Во второй библиотеке, собранной князем в Родошто (перечень был составлен кем-то после смерти князя), важное место занимали книги по благочестию, теологии, экзегетике, истории церкви, среди них — издания работ янсенистского, квиетистского, пуританского и мистического толка; обращает на себя внимание большое количество трудов по истории, праву и естественным наукам, подчеркнутое наличие дидактической и моралистической литературы, а также оттеснение на задний план литературы светской. Почти треть книжной коллекции имеет то или иное отношение к янсенизму. Часть находящихся здесь произведений Микеш использовал в качестве источников: брал из них фрагменты для своих писем, а некоторые даже самостоятельно перевел. Культурный материал, охватываемый книгами в библиотеках Ракоци, не всегда выглядит современным, но хорошо сочетается с культурным кругозором французской, немецкой и итальянской аристократии той эпохи. Кроме того, Ракоци и Микеш, прежде всего благодаря французским послам в Константинополе, и в Родошто имели доступ к таким книгам, которые в перечне отсутствуют. В окружении Ракоци в Родошто оказывались, кто надолго, кто на короткое время, французские дворяне и иные люди, которых можно связать с янсенизмом; другие придерживались галликанских, деистских или рационалистических взглядов.
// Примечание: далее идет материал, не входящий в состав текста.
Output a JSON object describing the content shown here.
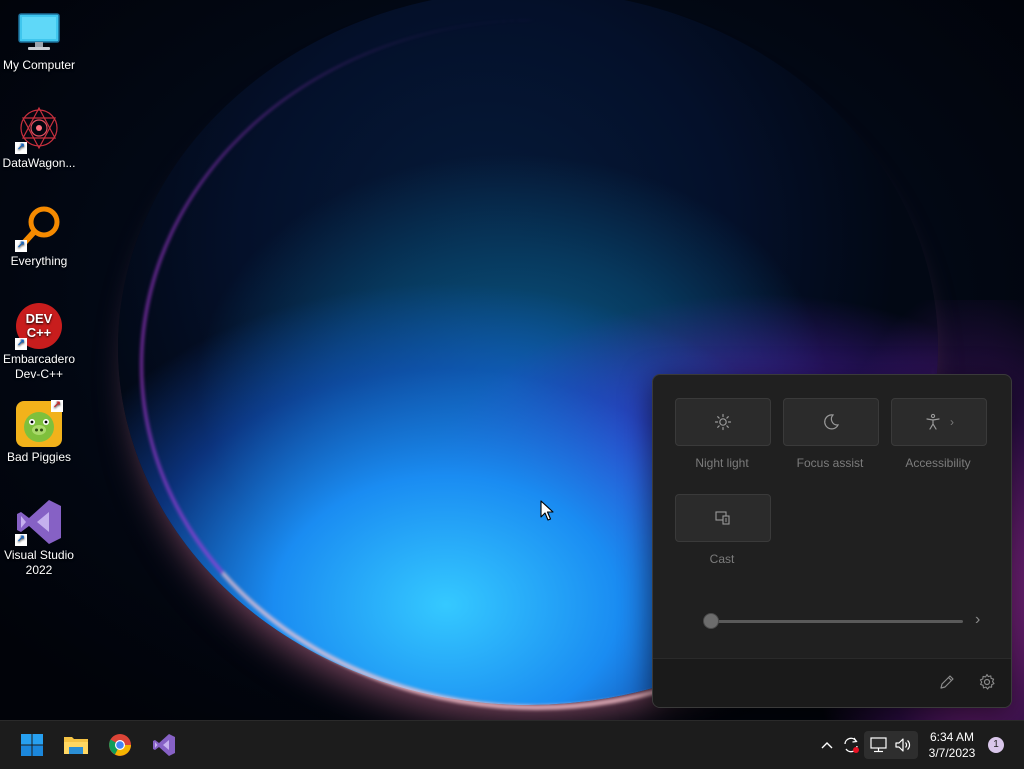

С точки зрения истории создания «Турецких писем» и их идейного контекста важно упомянуть и то, что в середине 1720-х годов Микеш всерьез занялся переводом, а с 1740 г. центр его литературной деятельности переместился с эпистолярного жанра на перевод. Он перевел с французского на венгерский 12 прозаических произведений, общим объемом почти 6 тыс. страниц. Большую часть переведенных книг он брал из библиотеки Ракоци. Переводы и свободные переложения укладываются в рамки сознательной писательской программы. Значение их подчеркивается тем обстоятельством, что почти четверть общего объема писем составляют различные фрагменты переводов, причем между письмами и переводами существует тесная тематическая, идейная, методологическая — в плане писательского и переводческого подхода — интертекстуальная связь, перекличка содержания и мотивов, стилевое и жанровое взаимодействие. В значительной степени именно благодаря своей переводческой работе Микеш стал требовательным к языку и стилю художником, мыслителем и моралистом. Работа по адаптации иноязычных текстов в немалой степени способствовала формированию его общественных воззрений и этических взглядов.
Среди его переводов и переложений в равной степени можно найти и произведения, относящиеся к сфере дидактических, воспитательных трактатов, и ставшие излюбленным чтивом во второй половине XVIII в. циклы новелл в стиле рококо, светский моралистический диалог, а также три выдающихся толкования Библии. Остальные переводы представляют жанры диалогизированного рассказа на религиозные сюжеты и дидактического душеспасительного трактата. Авторы этих работ — в основном церковные писатели второй половины XVII и первой половины XVIII в.; сами произведения примерно в этот период по большей части были многократно переизданы и переведены на другие языки. Некоторые из них близки к янсенизму или прямо представляют янсенистскую духовность; более того, одна из этих книг значилась в списке запрещенной литературы. Переводы Микеша, в соответствии с практикой того времени, в большинстве случаев представляют собой свободные адаптации; можно найти и такие примеры, когда сюжет, место действия и персонажей Микеш переносил на венгерскую почву.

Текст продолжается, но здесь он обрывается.